Considering that the data of electronic nose can be expressed as three-way data array, three-way resolution methods, such as parallel factor analysis (PARAFAC), are also applicable options for analyzing electronic nose data. In this paper, PARAFAC and PARAFAC2 were used to discriminate Pipe Tobacco and Tobacco Smalls samples, and their number of components were optimized. Figure S1 shows the trends of SSR versus the number of components when PARAFAC and PARAFAC2 were implemented for both the Pipe Tobacco and Tobacco Smalls samples. The results show that three principal components were appropriate for these PARAFAC and PARAFAC2 models. Figure 5(A-1,A-2) are the 3D score plots of PARAFAC and PARAFAC2 for Pipe Tobacco samples. The figures showed that Pipe Tobacco III samples were clustered but were separated from the Pipe Tobacco I and II ones. However, for the samples of Pipe Tobacco I and II, some of the points were overlapped. These results indicated that both PARAFAC and PARAFAC2 could distinguish Pipe Tobacco III but cannot distinguish Pipe Tobacco I and II which were more similar. The results of PARAFAC and PARAFAC2 for Tobacco Smalls were even worse. Their 3D score plots are shown in Figure 5(B-1,B-2). The samples of the same groups of Tobacco Smalls were diffused and those of different groups were mixed in these two subfigures. Thus, PARAFAC and PARAFAC2 also had difficulties to distinguish Tobacco Smalls samples as they were more complex.

4.4. Comparison

Table 2. The discrimination performance of the five methods.

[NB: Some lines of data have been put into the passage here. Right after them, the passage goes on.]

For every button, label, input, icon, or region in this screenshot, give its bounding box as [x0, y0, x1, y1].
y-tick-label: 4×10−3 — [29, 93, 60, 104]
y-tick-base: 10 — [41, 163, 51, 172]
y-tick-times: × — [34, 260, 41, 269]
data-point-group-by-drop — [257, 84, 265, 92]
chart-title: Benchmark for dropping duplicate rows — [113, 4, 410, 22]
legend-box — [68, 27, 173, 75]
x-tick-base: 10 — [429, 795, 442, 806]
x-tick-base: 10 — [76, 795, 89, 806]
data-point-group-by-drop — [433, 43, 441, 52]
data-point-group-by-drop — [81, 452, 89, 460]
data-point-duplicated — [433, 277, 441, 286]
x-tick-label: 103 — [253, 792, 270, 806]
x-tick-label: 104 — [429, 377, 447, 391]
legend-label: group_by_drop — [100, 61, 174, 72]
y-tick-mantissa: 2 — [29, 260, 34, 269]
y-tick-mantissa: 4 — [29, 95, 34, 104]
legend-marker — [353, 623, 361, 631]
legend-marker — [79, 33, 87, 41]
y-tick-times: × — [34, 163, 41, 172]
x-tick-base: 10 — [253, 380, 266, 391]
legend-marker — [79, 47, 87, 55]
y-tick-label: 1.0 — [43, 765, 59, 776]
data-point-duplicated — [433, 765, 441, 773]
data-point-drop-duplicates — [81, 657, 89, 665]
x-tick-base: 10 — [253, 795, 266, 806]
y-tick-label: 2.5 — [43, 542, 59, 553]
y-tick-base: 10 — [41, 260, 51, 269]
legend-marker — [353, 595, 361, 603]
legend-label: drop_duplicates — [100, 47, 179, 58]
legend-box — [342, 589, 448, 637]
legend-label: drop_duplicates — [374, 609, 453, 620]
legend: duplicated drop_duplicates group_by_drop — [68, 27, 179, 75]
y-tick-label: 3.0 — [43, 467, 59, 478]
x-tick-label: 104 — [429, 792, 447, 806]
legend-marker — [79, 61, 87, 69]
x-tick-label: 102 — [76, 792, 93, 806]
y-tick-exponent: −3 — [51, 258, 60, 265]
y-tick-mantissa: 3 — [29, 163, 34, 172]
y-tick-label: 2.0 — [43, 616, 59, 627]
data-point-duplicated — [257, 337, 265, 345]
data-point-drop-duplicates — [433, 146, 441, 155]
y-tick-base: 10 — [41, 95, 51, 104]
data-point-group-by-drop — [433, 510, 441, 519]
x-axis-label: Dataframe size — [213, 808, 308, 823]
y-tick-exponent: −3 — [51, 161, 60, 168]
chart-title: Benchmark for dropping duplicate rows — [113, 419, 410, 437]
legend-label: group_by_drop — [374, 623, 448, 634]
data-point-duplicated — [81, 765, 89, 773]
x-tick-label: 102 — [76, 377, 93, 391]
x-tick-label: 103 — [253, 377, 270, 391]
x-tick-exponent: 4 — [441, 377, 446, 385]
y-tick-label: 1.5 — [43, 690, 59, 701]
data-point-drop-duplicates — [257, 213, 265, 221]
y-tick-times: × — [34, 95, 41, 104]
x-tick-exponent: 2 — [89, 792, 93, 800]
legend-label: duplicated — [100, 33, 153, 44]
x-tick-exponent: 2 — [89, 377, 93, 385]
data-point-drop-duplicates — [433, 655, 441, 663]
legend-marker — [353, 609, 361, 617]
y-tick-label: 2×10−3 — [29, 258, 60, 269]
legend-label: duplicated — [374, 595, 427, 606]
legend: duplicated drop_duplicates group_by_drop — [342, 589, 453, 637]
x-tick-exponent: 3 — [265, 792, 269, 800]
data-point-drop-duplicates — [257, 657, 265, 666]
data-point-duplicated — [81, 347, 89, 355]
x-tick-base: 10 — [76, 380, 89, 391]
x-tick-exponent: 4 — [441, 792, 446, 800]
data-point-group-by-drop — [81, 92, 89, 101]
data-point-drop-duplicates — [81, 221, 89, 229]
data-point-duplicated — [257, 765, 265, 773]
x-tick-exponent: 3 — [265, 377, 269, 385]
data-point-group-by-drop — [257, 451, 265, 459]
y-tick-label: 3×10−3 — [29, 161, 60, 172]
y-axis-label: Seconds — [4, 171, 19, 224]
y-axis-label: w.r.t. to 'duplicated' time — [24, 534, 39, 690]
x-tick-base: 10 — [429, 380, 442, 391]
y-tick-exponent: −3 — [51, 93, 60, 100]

Label		Separation of Samples 1
		Similarity Measure of AOFM	PCA	SIMCA	PARAFAC	PARAFAC2
Pipe Tobacco	I-II	+	−(+)	−	−(+)	−(+)
	I-III	++	++	++	++	++
	II-III	++	++	++	++	++
Tobacco Smalls	I-II	++	−	−	−	−
	I-III	++	−	−	−	−
	II-III	++	−	−	−	−

¹ Separation of different tobacco samples evaluated from results of five methods. −: No separation; −(+): samples are partially separated; +:samples are separated; ++: samples are well separated.

lists the discrimination performance of the five methods. We can find that similarity measure of AOFMs outperformed PCA, SIMCA, PARAFAC and PARAFAC2. Comparing with the results of the aforementioned methods, the similarity measure of AOFMs can improve the discrimination performance of electronic noses in their applications to samples with similar flavors (Pipe Tobacco I and II) or with high VOCs releases (Tobacco Smalls samples).

5. Conclusions

An effective method for measuring the similarity of complex odor samples has been established in this paper. The success is attributed to the introduction of the AOFMs that can represent all the information of an odor sample and show more details of an odor sample than its original signal form. The AOFMs also provide the basis to apply a two-way similarity measurement technique, which makes the odor discrimination more objective and effective than other techniques such as PCA, SIMCA, and PARAFAC when complicated odor samples are encountered.